I'll concede that a lot (most?) of the problems are not technically the responsibility of the AI labs to address, and it wouldn't entirely be their fault for our government failing to get ahead of the problem. Mass unemployment, for example, is nearly 100% a political problem.

That being said, I can't help but experience a bit of Deja Vu over arguments like those around biorisk. I've seen the same exact things said in the early 2000s over widespread access to broadband and Google. When the anarchist cookbook spread around online and everyone was super paranoid about democratized terrorism, and we had big regulatory pushes for ISP level censorship and user tracking. Telecoms frequently argued that only they can keep the web safe, with strict and expensive regulations that naturally only those large heavily capitalized companies can afford to go through.

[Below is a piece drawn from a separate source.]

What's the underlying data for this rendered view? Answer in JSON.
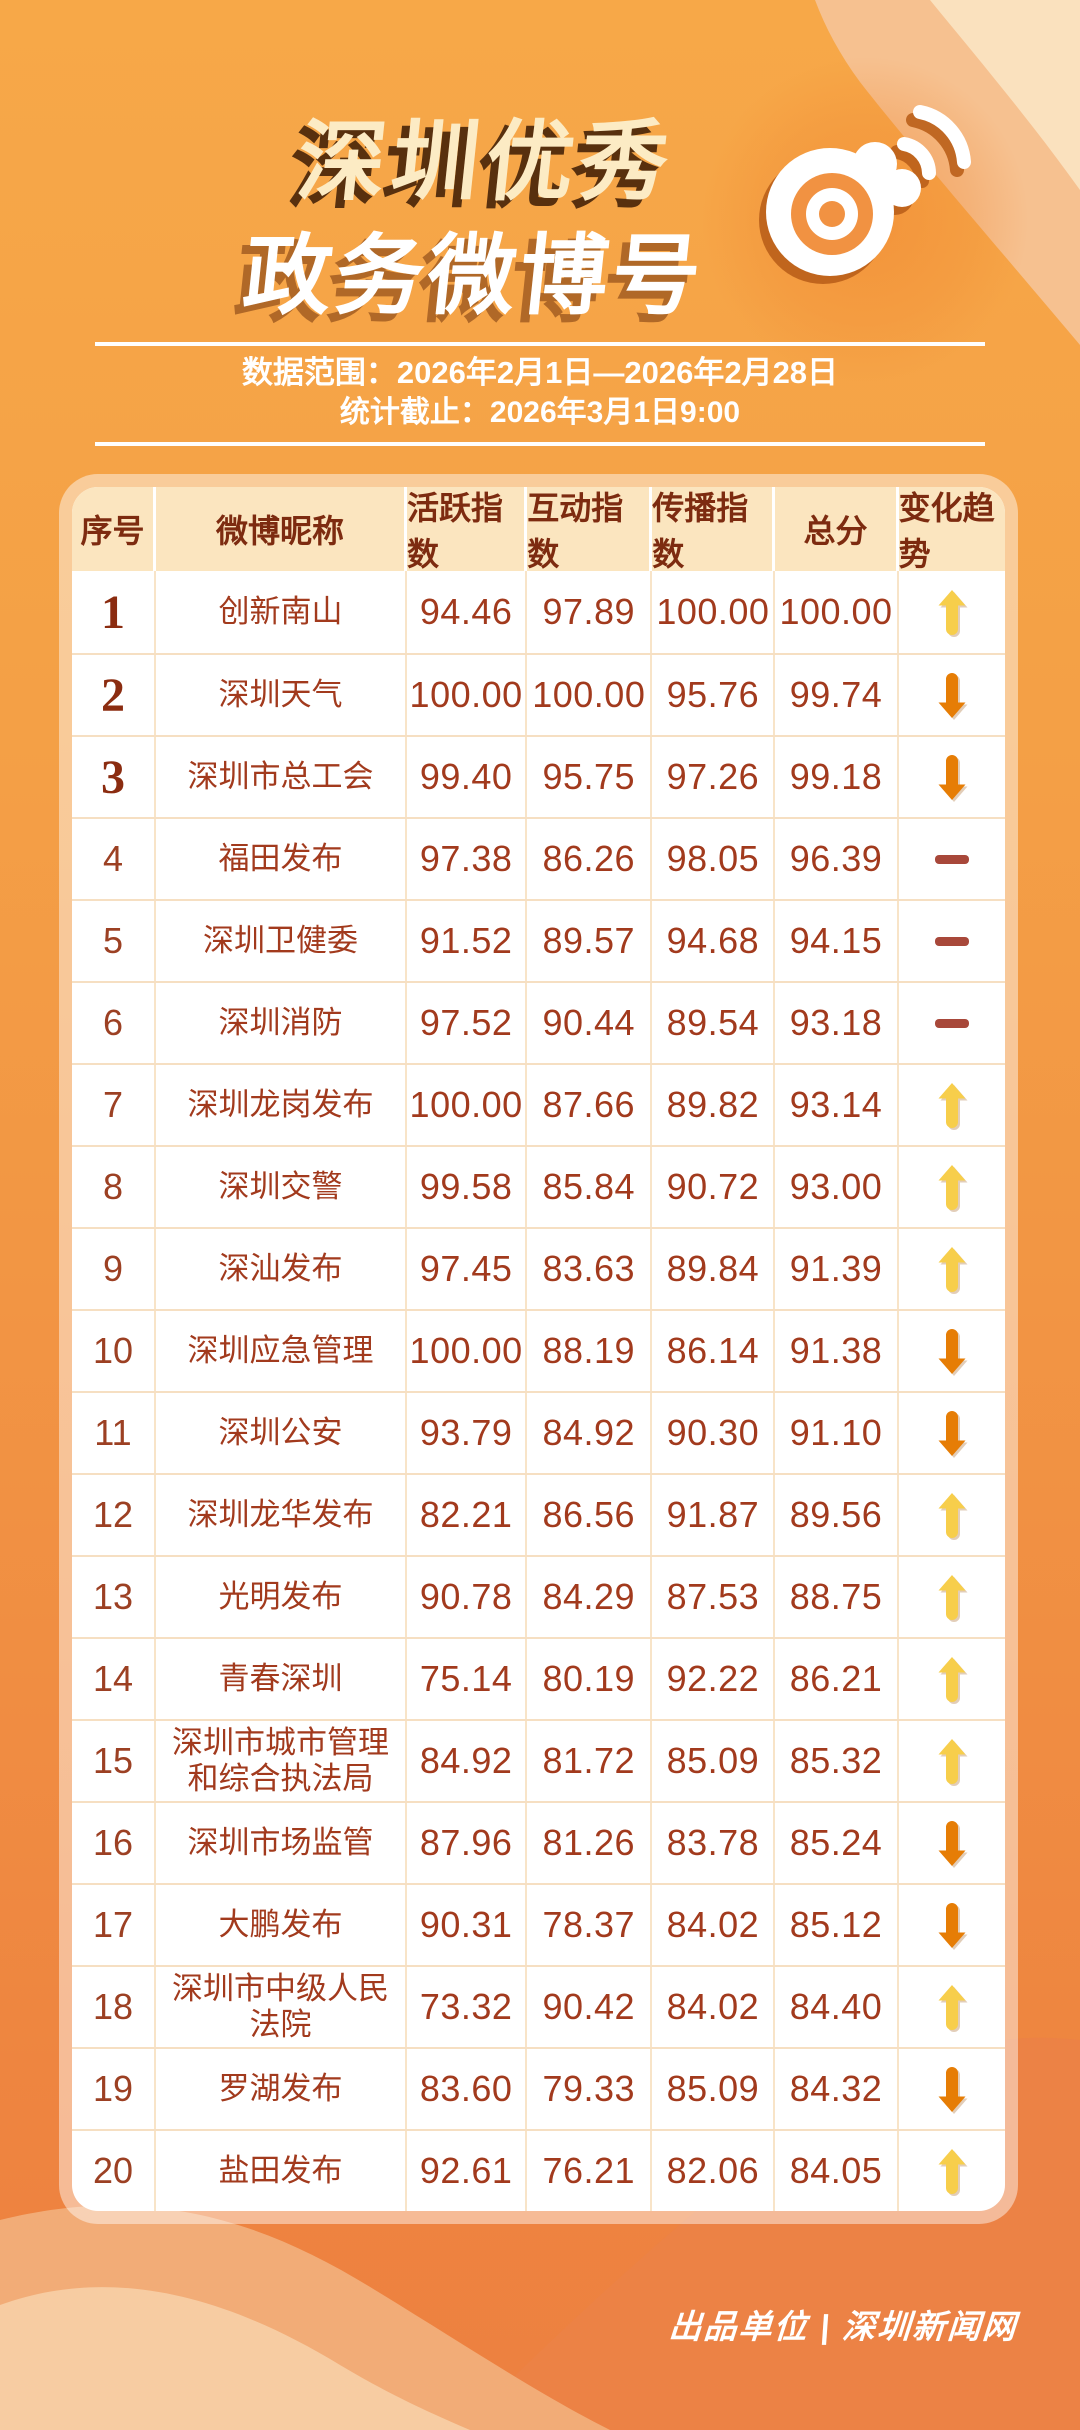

Like the early internet and search, its just another way to lower the latency required for a human to find already existing public data

Well, very little of that played out. Turns out the math, for now, is the same, and information retrieval doesn't directly correlate to democratized weaponization. In 2001, a bad actor still needed a physical lab, precursor chemicals, etc to build a physical threat. Those same exact physical constraints exist today. The software cannot yet cross the digital-to-physical divide.

Keep an eye on the risk, by all means, but I don't see it yet as justification to cement a monopoly or oligopoly, nor do I see it as a reason to prioritize a risk of information availability over the climate and environmental risks that are far more likely to end the species.